Our algorithm had a recall rate of $90\%$ when the combination of long-axis views was used as the input. In the case of the combination of long-axis views and short-axis views, we had a $96\%$ rate. The corresponding F1-scores were $89\%$ and $91\%$, respectively. High recall is beneficial, because fewer LVH cases will be left undiagnosed. False positives (predicted as LVH, yet normal) can be discarded by the experts supervising the examination. In order to judge the applicability of our method, we established a baseline by measuring the scores of medical experts. The measurement involved six readers with varying levels of experience. The measurement was designed to simulate a realistic clinical scenario where the reader has no clear reference to the real case, but has access to the images of full CMR scans. To make it more realistic, we included several other diseases in addition to LVH. We included diseases that appear frequently in clinical practice, and the readers were blinded to the purpose of the study. There are three main outcomes of the human experiment: (1) the differences among the scores (F1-score, recall, etc.) of the readers were surprisingly small; (2) recall was the highest value indicating that the readers had a bias toward having a cardiac disease; (3) we obtained the baseline values for the scores (F1-score—$95\%$, recall—$98\%$); see Table 2. High recall was also achieved by our algorithm in the case of the combined long-axis and short-axis model. Figure 5 and Figure 6 indicate that our algorithm can already be advantageous in clinical practice even though there is still room for improvement.

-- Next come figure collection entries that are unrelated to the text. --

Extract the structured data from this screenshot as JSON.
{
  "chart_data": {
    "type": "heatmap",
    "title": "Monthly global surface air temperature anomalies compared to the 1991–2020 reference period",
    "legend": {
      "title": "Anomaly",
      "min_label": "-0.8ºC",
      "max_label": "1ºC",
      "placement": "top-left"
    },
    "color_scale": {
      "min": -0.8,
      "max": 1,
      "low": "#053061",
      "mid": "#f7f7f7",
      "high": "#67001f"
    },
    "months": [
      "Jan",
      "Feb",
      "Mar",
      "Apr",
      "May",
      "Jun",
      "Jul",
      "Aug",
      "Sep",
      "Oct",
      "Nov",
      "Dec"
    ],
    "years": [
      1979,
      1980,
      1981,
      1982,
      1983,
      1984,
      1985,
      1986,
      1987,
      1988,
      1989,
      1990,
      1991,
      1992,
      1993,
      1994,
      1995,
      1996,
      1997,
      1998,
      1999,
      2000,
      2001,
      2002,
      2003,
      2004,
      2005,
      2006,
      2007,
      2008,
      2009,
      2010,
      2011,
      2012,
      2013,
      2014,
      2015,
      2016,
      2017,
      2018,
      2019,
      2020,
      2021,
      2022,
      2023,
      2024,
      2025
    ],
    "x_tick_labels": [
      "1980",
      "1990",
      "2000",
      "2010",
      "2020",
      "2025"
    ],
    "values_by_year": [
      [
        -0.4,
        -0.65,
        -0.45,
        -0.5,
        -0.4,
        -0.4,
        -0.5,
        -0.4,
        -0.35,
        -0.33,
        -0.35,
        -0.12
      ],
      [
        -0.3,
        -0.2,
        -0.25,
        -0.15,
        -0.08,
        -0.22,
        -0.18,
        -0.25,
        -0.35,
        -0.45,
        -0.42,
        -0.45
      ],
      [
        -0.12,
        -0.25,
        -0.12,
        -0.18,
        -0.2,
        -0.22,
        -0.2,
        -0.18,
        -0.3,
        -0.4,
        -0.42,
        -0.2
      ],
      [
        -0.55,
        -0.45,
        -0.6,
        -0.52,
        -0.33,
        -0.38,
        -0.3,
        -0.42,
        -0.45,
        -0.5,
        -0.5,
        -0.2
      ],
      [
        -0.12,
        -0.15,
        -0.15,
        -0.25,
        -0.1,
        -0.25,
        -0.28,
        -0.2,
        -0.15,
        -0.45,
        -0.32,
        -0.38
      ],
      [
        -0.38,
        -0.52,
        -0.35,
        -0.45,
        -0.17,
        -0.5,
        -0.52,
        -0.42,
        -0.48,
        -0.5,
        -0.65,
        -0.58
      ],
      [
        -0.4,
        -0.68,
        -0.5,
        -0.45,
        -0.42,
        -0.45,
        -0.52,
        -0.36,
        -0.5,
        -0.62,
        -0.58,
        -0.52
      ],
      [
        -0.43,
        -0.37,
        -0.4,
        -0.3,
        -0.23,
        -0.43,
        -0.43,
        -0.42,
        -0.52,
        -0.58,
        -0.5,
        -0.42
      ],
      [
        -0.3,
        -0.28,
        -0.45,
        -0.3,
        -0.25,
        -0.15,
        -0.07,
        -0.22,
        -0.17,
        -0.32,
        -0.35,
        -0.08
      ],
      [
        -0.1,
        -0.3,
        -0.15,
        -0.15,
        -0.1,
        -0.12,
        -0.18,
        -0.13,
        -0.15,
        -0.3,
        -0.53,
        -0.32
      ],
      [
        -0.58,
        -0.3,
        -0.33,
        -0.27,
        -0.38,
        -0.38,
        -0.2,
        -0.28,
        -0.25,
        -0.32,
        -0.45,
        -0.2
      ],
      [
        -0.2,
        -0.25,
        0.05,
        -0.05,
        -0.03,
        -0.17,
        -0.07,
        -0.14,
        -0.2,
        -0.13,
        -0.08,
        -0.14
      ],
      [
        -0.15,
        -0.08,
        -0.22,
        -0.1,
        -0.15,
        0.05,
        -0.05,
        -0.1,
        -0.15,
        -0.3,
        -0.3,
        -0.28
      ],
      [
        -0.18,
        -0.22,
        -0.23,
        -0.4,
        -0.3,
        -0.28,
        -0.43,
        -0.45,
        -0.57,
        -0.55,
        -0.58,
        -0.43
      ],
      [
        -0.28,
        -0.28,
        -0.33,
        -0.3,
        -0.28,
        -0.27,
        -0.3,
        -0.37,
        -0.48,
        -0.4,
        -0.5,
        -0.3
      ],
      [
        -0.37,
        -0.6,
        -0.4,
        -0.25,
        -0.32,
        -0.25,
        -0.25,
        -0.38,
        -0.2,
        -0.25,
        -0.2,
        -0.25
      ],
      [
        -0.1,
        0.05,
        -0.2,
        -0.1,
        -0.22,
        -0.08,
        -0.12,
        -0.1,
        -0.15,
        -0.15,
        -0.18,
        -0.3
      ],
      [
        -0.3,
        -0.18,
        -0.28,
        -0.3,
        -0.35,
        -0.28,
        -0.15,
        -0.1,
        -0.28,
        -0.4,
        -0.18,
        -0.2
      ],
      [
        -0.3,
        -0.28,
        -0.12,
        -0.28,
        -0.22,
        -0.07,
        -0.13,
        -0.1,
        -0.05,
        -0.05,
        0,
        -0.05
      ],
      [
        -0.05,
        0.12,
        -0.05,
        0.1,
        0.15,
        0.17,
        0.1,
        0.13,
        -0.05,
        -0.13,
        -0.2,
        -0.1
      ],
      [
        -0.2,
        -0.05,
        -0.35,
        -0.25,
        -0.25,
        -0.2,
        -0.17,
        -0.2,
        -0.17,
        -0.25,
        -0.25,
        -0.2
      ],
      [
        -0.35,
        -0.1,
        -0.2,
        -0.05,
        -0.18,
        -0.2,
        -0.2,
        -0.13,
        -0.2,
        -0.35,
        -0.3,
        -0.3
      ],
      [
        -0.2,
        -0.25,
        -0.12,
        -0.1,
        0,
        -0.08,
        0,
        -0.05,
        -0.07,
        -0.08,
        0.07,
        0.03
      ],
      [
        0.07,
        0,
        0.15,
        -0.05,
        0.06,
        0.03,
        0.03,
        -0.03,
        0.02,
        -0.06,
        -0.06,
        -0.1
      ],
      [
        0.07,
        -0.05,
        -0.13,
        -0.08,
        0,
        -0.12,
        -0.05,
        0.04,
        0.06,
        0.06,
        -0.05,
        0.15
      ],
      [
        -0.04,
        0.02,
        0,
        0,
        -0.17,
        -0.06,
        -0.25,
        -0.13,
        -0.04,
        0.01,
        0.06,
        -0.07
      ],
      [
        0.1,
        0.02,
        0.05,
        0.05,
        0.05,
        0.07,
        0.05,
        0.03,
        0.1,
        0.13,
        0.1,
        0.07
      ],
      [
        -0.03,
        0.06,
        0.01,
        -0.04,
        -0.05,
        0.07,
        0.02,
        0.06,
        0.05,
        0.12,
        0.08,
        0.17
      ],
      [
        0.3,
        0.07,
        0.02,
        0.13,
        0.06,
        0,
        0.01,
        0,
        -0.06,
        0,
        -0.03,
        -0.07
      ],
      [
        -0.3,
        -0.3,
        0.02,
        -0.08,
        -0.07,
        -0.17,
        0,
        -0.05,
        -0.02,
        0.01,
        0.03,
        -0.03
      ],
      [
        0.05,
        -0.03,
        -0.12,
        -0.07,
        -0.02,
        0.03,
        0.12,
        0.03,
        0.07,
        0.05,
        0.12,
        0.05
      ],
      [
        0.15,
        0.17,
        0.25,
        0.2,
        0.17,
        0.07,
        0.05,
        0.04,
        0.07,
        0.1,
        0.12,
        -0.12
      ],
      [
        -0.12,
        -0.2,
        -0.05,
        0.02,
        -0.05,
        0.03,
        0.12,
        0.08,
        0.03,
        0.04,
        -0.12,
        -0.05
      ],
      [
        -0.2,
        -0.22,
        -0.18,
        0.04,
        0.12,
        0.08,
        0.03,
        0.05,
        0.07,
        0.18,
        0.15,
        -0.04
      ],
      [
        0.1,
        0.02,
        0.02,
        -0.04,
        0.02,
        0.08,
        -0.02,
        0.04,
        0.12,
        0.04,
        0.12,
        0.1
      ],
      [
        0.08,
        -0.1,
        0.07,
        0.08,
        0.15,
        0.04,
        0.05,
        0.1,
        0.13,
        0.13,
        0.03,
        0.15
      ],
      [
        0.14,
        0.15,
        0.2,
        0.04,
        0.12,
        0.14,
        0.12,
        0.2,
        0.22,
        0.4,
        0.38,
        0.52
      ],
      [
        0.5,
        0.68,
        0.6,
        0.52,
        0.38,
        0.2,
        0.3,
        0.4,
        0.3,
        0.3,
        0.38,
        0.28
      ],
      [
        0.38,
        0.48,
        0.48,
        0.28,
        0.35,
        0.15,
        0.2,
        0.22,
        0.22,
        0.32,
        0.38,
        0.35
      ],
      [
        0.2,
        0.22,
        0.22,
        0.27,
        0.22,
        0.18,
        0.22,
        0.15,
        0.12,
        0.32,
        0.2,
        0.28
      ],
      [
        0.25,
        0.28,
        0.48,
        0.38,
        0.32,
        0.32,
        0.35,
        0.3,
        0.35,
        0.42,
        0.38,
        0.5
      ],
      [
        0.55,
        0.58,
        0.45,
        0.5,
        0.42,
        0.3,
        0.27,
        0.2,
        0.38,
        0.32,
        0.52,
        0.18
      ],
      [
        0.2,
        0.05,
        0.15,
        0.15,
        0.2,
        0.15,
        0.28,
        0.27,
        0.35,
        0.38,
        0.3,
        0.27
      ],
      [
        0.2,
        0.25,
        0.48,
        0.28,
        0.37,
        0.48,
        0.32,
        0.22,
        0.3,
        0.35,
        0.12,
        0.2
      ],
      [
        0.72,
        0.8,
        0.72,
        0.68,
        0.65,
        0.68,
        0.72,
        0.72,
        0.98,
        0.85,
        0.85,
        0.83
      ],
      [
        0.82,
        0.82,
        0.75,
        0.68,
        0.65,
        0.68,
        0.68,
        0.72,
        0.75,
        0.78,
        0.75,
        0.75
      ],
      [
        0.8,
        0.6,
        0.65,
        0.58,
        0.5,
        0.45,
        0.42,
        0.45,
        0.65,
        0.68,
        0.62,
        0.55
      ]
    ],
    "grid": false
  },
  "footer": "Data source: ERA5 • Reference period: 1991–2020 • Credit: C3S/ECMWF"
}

We claim that by using a larger dataset, the gap can be bridged and that this method can be a good candidate to become part of the daily clinical routine during CMR examinations. Our method was limited to only one vendor and clinic center. For creating a more robust method, the model should be trained on data gathered from different clinic centers and vendors. Another limitation is the classification of etiologies. The current method differentiates between two groups, normal (healthy) subjects and hypertrophy. There are different etiologies for hypertrophy (e.g., HCM, amyloidosis), which can be differentiated by including late enhancement images. From the dataset, we excluded healthy athletes, but LVH can be present as a physiological condition in athlete’s heart; therefore, it could be an interesting topic to differentiate between physiologic and pathologic LVH.

To the best of our knowledge, this is the first paper where a method for automatic classification of LVH from different CMR images (short-axis, long-axis cine images) was investigated and compared to medical experts. Future work can focus on the separation of the etiologies within LVH automatically. Sports-related LVH should be also addressed in order to create a more complete methodology.